= Cohabitation in India =

Cohabitation in India is legal. It is prevalent mostly among the people living in metro cities in India.

==Legal decisions ==
Protection of Women from Domestic Violence Act 2005 recognizes “relationship in the nature of marriage” and protects female partners from domestic violence. Such partners can claim monetary and other reliefs under the Act.

In S. Khushboo Vs. Kanniammal & Anr., the Supreme Court of India, placing reliance upon its earlier decision in Lata Singh Vs. State of U.P. & Anr., held that live-in-relationship is permissible only in unmarried major persons of heterogeneous sex. The Supreme Court on 13 August 2010 in the case of Madan Mohan Singh & Ors v. Rajni Kant & Anr. has once again entered the debate on legality of the Live-in Relationship as well as legitimacy of Child born out of such relationship. The Court while dismissing the appeal in the property dispute held that there is a presumption of marriage between those who are in live-in relationship for a long time and this cannot be termed as 'walking-in and walking-out' relationship. In the case of Bharata Matha & Ors v. R. Vijaya Renganathan & Ors. dealing with the legitimacy of child born out of a live-in relationship and his succession of property rights, the Supreme Court held that child born out of a live-in relationship may be allowed to succeed inheritance in the property of the parents, if any, but doesn't have any claim as against Hindu ancestral coparcenary property.

The Delhi High Court in its decision on 10 August 2010, in Alok Kumar v. State & Anr while dealing with the validity of live-in relationship held that "‘Live-in relationship’ is a walk-in and walk-out relationship.
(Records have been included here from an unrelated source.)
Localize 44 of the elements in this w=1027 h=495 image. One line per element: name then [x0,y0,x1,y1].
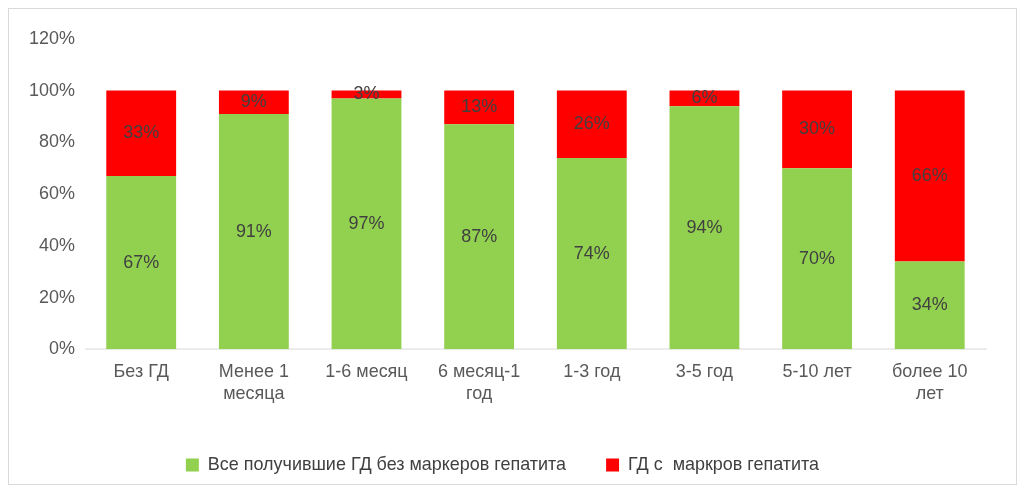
y-tick-label: 120% [28,27,75,48]
data-label: 70% [799,247,836,268]
data-label: 97% [348,212,385,233]
y-tick-label: 80% [38,131,75,152]
data-label: 91% [235,220,272,241]
data-label: 66% [911,164,948,185]
bar [106,176,177,350]
data-label: 13% [461,96,498,117]
bar [218,113,289,350]
bar [669,106,740,350]
x-tick-label: 5-10 лет [782,361,852,382]
y-tick-label: 20% [38,286,75,307]
y-tick-label: 0% [48,338,75,359]
data-label: 6% [691,87,718,108]
legend-label: ГД с маркров гепатита [628,454,820,475]
bar [782,90,853,169]
data-label: 87% [461,225,498,246]
data-label: 67% [123,251,160,272]
data-label: 94% [686,216,723,237]
data-label: 9% [240,91,267,112]
data-label: 34% [911,294,948,315]
data-label: 30% [799,118,836,139]
x-tick-label: 3-5 год [675,361,734,382]
y-tick-label: 60% [38,183,75,204]
x-tick-label: 1-6 месяц [325,361,408,382]
data-label: 74% [573,242,610,263]
data-label: 26% [573,113,610,134]
x-tick-label: Менее 1 месяца [218,361,289,403]
bar [894,90,965,262]
x-tick-label: 6 месяц-1 год [438,361,521,403]
bar [331,98,402,350]
legend-label: Все получившие ГД без маркеров гепатита [207,454,567,475]
bar [894,261,965,350]
x-tick-label: более 10 лет [892,361,968,403]
x-tick-label: 1-3 год [563,361,621,382]
bar [556,90,627,158]
bar [782,168,853,350]
x-tick-label: Без ГД [113,361,169,382]
data-label: 33% [123,122,160,143]
y-tick-label: 40% [38,234,75,255]
bar [444,124,515,350]
y-tick-label: 100% [28,79,75,100]
bar [106,90,177,177]
bar [556,157,627,350]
There are no strings attached to this relationship, neither this relationship creates any legal bond between the parties. It is a contract of living together which is renewed every day by the parties and can be terminated by either of the parties without the consent of the other party and one party can walk out at will at any time." (Para 6)

The Supreme Court in the case of D. Velusamy v.D. Patchaiammal held that a ‘relationship in the nature of marriage’ under the 2005 Act must also fulfill the following criteria:
(a) The couple must hold themselves out to society as being akin to spouses.
(b) They must be of legal age to marry.
(c) They must be otherwise qualified to enter into a legal marriage, including being unmarried.
(d) They must have voluntarily cohabited and held themselves out to the world as being akin to spouses for a significant period of time, and in addition, the parties must have lived together in a ‘shared household’ as defined in Section 2(s) of the Act. Merely spending weekends together or a one-night stand would not make it a ‘domestic relationship’. It also held that if a man has a ‘keep’ whom he maintains financially and uses mainly for sexual purpose and/or as a servant it would not, in our opinion, be a relationship in the nature of marriage’.

On a notable context, though cohabitation is made legal in India, it is still a subject of taboo in many parts. Patriarchy is deeply entrenched while the courts and society promote the monolithic view of a family and this needs to transform. Such couples have sometimes faced threats from the outer circle and their families concerned to an alarming state of being. For example: in 2016, a Mumbai-based live-in couple committed suicide after their family opposed their marriage in Andheri east area of the city.
One of the most notable books written in contemporary Indian English regarding the aforementioned subject is in 2014 by Kajol Aikat called Unsocial Amigos, which is about how two young adults go in a live-in relationship in an Indian semi-urban socio-economic setup and its rooted consequences upon the grounds of moral policing.